My Pakistani butcher on Atlantic Avenue is a different place from Los Paisanos on Smith. Bare bones as opposed to crown roast with frills. And the prices are very different, too. Here you find freshly slaughtered (so not not aged at all) lamb - as well as goat, which I've never investigated, veal and chicken. Not investigated, either. But all you see in the display case is lamb. Lamb. Lamb. Lamb. For a South African, the lambless American scene can be a bit of a shock. To us lamb is like potatoes. It goes with everything. And the price of lamb, when you find it, is more of a shock.
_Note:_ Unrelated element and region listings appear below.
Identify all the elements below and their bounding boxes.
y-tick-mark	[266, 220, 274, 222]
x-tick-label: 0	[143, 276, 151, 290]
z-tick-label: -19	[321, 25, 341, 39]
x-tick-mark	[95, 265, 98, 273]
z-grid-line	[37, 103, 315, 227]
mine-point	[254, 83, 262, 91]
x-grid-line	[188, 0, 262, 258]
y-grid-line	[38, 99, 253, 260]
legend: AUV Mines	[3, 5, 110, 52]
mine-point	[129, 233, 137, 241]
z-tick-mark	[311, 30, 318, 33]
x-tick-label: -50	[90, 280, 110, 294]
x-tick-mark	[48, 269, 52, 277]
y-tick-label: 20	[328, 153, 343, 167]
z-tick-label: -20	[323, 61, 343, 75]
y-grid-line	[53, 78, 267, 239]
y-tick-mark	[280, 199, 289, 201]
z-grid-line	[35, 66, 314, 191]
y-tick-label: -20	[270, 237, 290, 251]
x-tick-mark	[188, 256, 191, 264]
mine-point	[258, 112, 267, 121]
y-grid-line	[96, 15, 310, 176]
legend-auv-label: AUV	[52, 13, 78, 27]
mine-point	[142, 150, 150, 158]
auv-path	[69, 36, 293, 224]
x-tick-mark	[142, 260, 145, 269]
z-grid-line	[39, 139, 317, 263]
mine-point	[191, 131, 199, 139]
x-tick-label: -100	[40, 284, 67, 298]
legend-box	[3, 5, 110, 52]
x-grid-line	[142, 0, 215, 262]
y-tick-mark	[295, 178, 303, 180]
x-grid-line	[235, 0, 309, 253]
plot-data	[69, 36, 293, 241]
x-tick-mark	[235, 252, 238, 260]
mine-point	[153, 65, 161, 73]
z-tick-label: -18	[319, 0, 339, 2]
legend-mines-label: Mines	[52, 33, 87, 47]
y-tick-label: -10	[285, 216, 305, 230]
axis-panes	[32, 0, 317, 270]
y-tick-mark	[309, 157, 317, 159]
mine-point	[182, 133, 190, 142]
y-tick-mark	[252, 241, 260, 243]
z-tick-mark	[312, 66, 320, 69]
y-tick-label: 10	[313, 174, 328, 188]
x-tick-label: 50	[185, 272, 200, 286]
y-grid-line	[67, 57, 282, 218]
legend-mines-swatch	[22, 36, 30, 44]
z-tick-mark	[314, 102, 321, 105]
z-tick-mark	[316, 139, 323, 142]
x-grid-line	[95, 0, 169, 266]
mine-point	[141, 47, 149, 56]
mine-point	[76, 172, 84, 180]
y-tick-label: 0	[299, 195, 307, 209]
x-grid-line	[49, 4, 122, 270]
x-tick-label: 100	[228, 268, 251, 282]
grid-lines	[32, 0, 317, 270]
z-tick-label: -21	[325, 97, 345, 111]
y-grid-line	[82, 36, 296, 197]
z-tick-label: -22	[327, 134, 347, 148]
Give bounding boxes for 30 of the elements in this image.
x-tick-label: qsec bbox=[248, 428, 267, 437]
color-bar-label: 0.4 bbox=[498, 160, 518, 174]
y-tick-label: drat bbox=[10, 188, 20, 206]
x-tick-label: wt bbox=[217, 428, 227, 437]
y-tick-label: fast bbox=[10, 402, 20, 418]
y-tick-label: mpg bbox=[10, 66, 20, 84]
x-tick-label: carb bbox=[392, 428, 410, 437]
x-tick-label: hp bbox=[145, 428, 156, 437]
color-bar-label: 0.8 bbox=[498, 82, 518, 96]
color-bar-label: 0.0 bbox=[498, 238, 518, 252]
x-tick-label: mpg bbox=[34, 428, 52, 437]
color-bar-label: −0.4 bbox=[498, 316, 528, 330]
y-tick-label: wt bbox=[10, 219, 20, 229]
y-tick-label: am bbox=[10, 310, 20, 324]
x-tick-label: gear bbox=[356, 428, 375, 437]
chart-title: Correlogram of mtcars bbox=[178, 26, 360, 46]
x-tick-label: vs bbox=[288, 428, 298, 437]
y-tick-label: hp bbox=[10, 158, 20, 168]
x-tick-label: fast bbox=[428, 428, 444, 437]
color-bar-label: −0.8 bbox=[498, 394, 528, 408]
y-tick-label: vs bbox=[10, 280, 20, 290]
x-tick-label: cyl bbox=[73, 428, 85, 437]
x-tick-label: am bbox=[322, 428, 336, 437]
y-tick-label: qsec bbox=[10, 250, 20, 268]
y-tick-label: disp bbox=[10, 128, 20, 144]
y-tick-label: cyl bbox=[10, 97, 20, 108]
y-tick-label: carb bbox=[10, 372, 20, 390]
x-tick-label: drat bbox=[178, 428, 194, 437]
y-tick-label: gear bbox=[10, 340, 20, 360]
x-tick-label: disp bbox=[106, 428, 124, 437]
But a few years ago my friend Pierre Reveillez, a Frenchman who ran the wonderful little Le Kiosk on 1st and 1st before the city raised his rent, told me about the Halal butchery on Atlantic. He bought chops and merguez sausage here for a yearly party he threw at Le Kiosk for his customers and employees (the latter with whom he split his profits, incidentally).
Now I shop there once a month or so, sometimes more often, and have yet to see another Infidel doing the same. I like to buy lamb ribs, a staple in South African supermarkets, and impossible to find here. He thinks I'm odd, but cuts them up dutifully and off I go with a little black plastic bag for about $5.
Sometimes a whole lamb is wheeled in, in a red plastic shopping trolley. I notice that while I stand behind the counter, his Muslim customers stand beside him while he cuts up the meat.
So I bought a little leg of lamb, 3lbs or so for $15. I had him debone it (he cut the bones and their meat into nice little chunks for me - at some stage I'll cook dolmades over them) and took it home where I rubbed some creamy Greek yoghurt into it with three finely chopped garlic cloves and about 4 sprigs of terrace oregano, chopped. Salt. It sat for a few hours in the fridge, and then I put it under a blistering broiler for maybe 8-10 minutes a side. Then it rested. Like God.